What: Aloe vera, a succulent related to the Lily, long used for its ability to heal wounds, burns, and dry skin, as well as treat bug bites, sunburn, and bee stings. The gel from the Aloe plant provides a protective layer said to inhibit infection, soothe, and heal. When cut or broken the plant heals itself rapidly, the would barely detectable after only a few minutes. Aloe contains over 200 acitve compounds, including vitamins A, B, C, and E, amino acids, enzymes, minerals, and polysaccharides said to stimulate cell renewal and boost circulation. Aloe is both hydrating and gentle, making it a suitable for choice for sensitive skin.

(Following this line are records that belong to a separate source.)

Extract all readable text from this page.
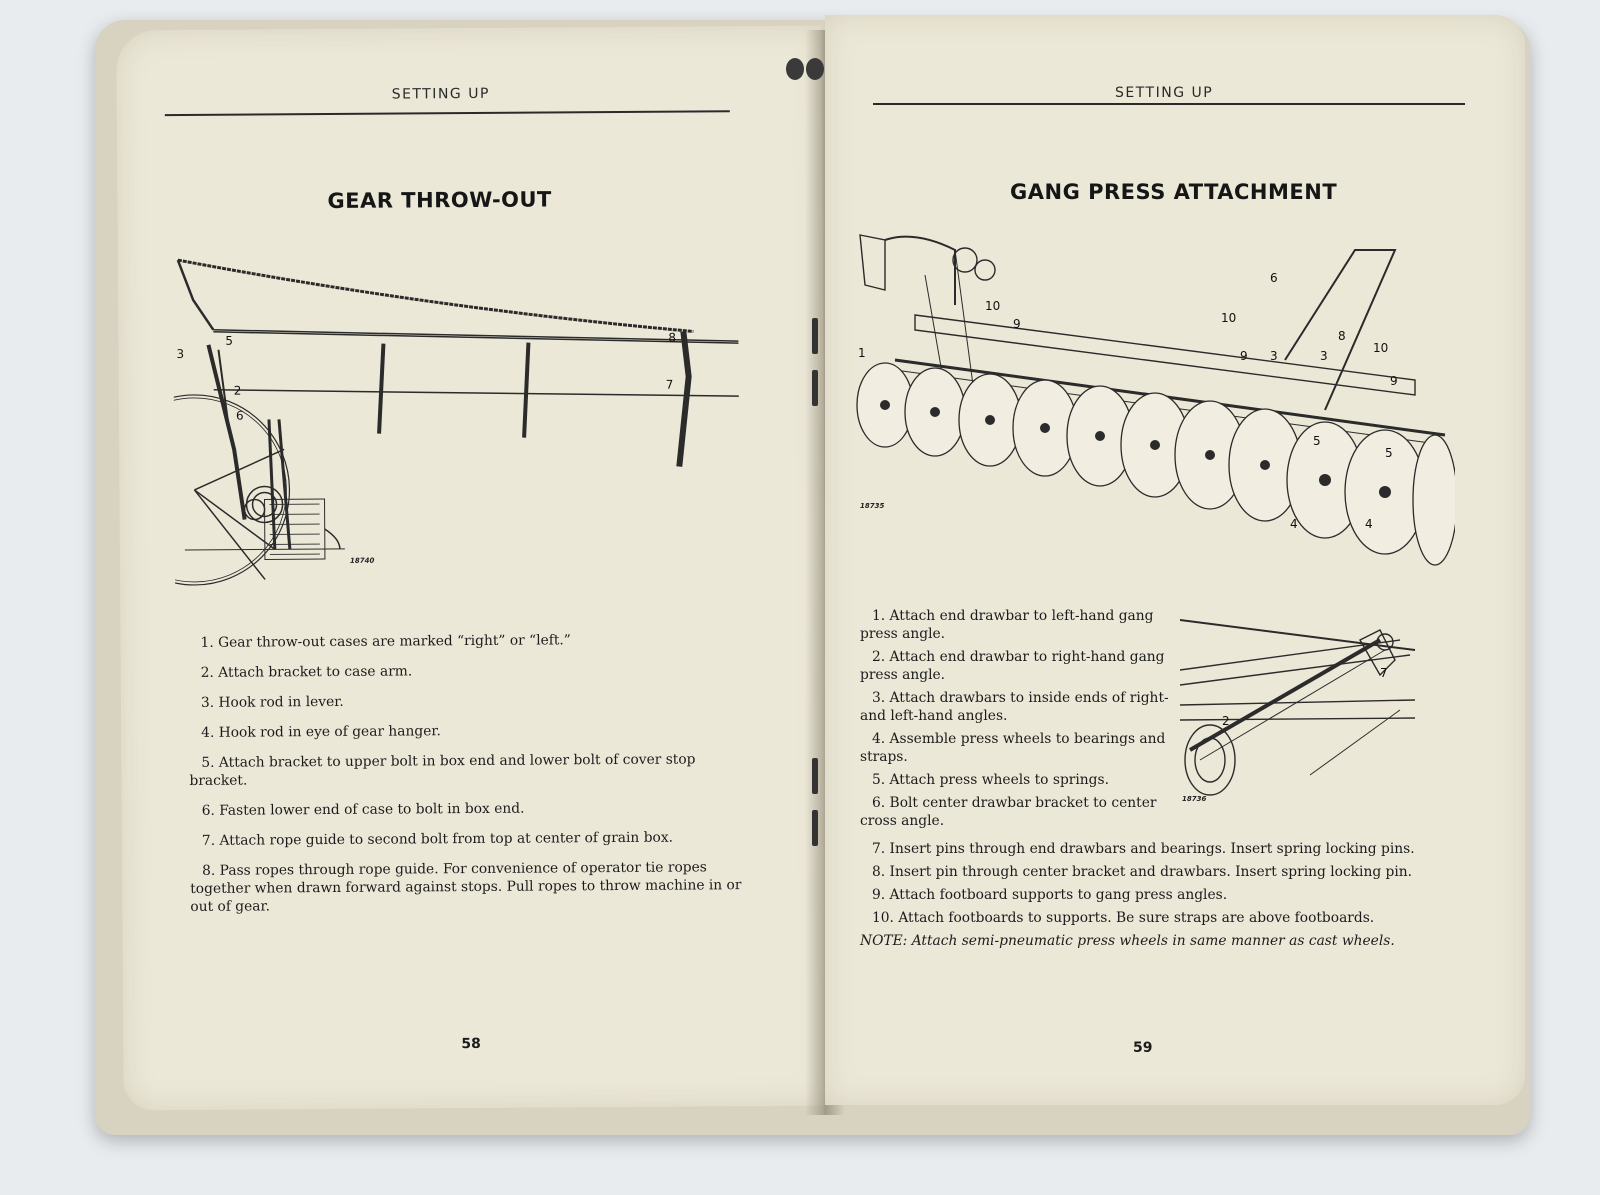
SETTING UP
GEAR THROW-OUT
3
5
2
6
8
7
18740

1. Gear throw-out cases are marked “right” or “left.”

2. Attach bracket to case arm.

3. Hook rod in lever.

4. Hook rod in eye of gear hanger.

5. Attach bracket to upper bolt in box end and lower bolt of cover stop bracket.

6. Fasten lower end of case to bolt in box end.

7. Attach rope guide to second bolt from top at center of grain box.

8. Pass ropes through rope guide. For convenience of operator tie ropes together when drawn forward against stops. Pull ropes to throw machine in or out of gear.

58
SETTING UP
GANG PRESS ATTACHMENT
1
10
9	10
9 3	3
10
9
6
8
5
5
4	4
18735
7
2
18736

1. Attach end drawbar to left-hand gang press angle.

2. Attach end drawbar to right-hand gang press angle.

3. Attach drawbars to inside ends of right- and left-hand angles.

4. Assemble press wheels to bearings and straps.

5. Attach press wheels to springs.

6. Bolt center drawbar bracket to center cross angle.

7. Insert pins through end drawbars and bearings. Insert spring locking pins.

8. Insert pin through center bracket and drawbars. Insert spring locking pin.

9. Attach footboard supports to gang press angles.

10. Attach footboards to supports. Be sure straps are above footboards.

NOTE: Attach semi-pneumatic press wheels in same manner as cast wheels.

59
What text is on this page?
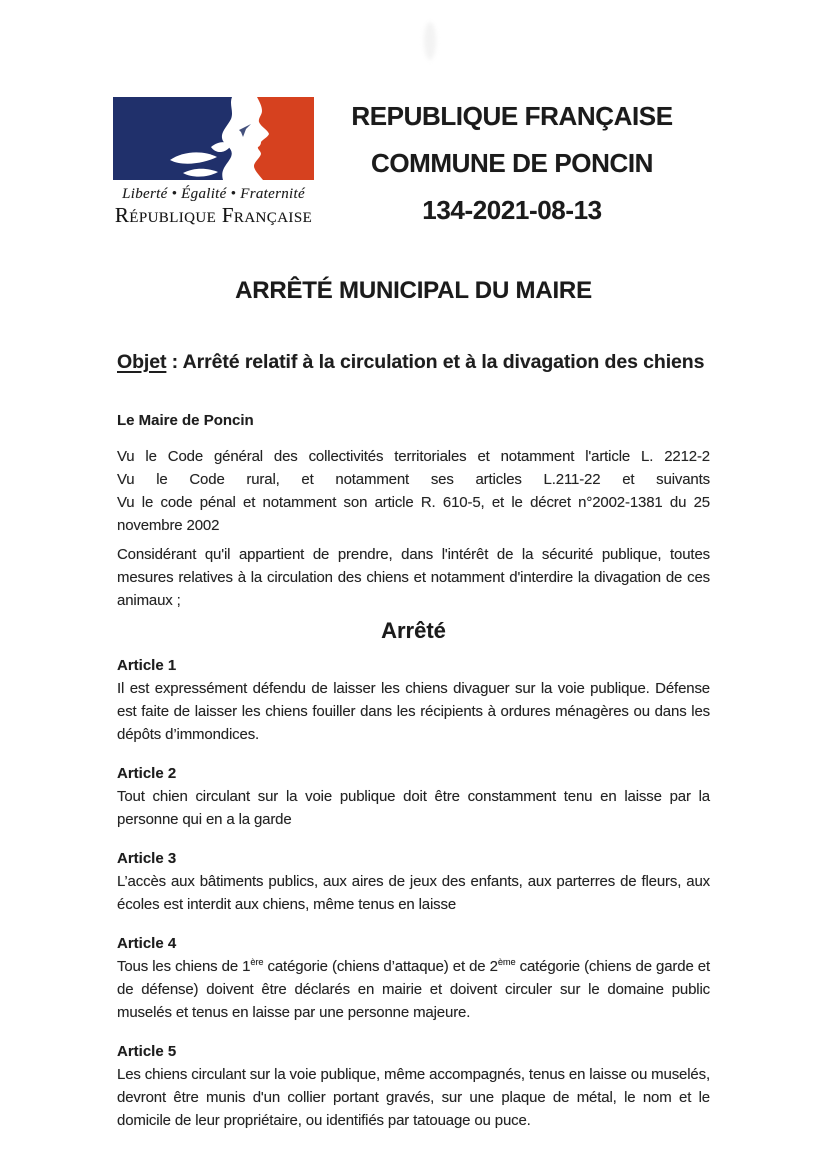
Liberté • Égalité • Fraternité
République Française
REPUBLIQUE FRANÇAISE
COMMUNE DE PONCIN
134-2021-08-13
ARRÊTÉ MUNICIPAL DU MAIRE

Objet : Arrêté relatif à la circulation et à la divagation des chiens

Le Maire de Poncin

Vu le Code général des collectivités territoriales et notamment l'article L. 2212-2
Vu le Code rural, et notamment ses articles L.211-22 et suivants
Vu le code pénal et notamment son article R. 610-5, et le décret n°2002-1381 du 25 novembre 2002

Considérant qu'il appartient de prendre, dans l'intérêt de la sécurité publique, toutes mesures relatives à la circulation des chiens et notamment d'interdire la divagation de ces animaux ;

Arrêté
Article 1

Il est expressément défendu de laisser les chiens divaguer sur la voie publique. Défense est faite de laisser les chiens fouiller dans les récipients à ordures ménagères ou dans les dépôts d’immondices.

Article 2

Tout chien circulant sur la voie publique doit être constamment tenu en laisse par la personne qui en a la garde

Article 3

L’accès aux bâtiments publics, aux aires de jeux des enfants, aux parterres de fleurs, aux écoles est interdit aux chiens, même tenus en laisse

Article 4

Tous les chiens de 1ère catégorie (chiens d’attaque) et de 2ème catégorie (chiens de garde et de défense) doivent être déclarés en mairie et doivent circuler sur le domaine public muselés et tenus en laisse par une personne majeure.

Article 5

Les chiens circulant sur la voie publique, même accompagnés, tenus en laisse ou muselés, devront être munis d'un collier portant gravés, sur une plaque de métal, le nom et le domicile de leur propriétaire, ou identifiés par tatouage ou puce.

Origin: Aloe vera grows in arid climates and is widely distributed in Africa, India and other arid areas. To process Aloe, the juice is allowed to drain from the cut leaves and then concentrated by evaporation (DMARP). Aloe is sold for use in this dried juice form or as a gel. Aloe gel is made from the leaf pulp of the plant. (Wiki).

Products Found In: Aloe vera is commonly found in facial moisturizers, serums, treatments, healing ointments, body lotions and creams, sunscreens, and after-sun products. Aloe can also be used on its own.

Alternative Names: Aloe, Aloe Barbadensis, Aloe Barbadensis Leaf Juice, Aloe Barbandesis Gel, Aloe Juice, Aloe Vera Gel, Chirukattali Extract

Variations: Aloe vera is one of about 250 species of Aloes. (UCC Biology Department).

Toxicity: Aloe vera (Aloe barbadensis) is generally classified as non-toxic or harmful. (EWG).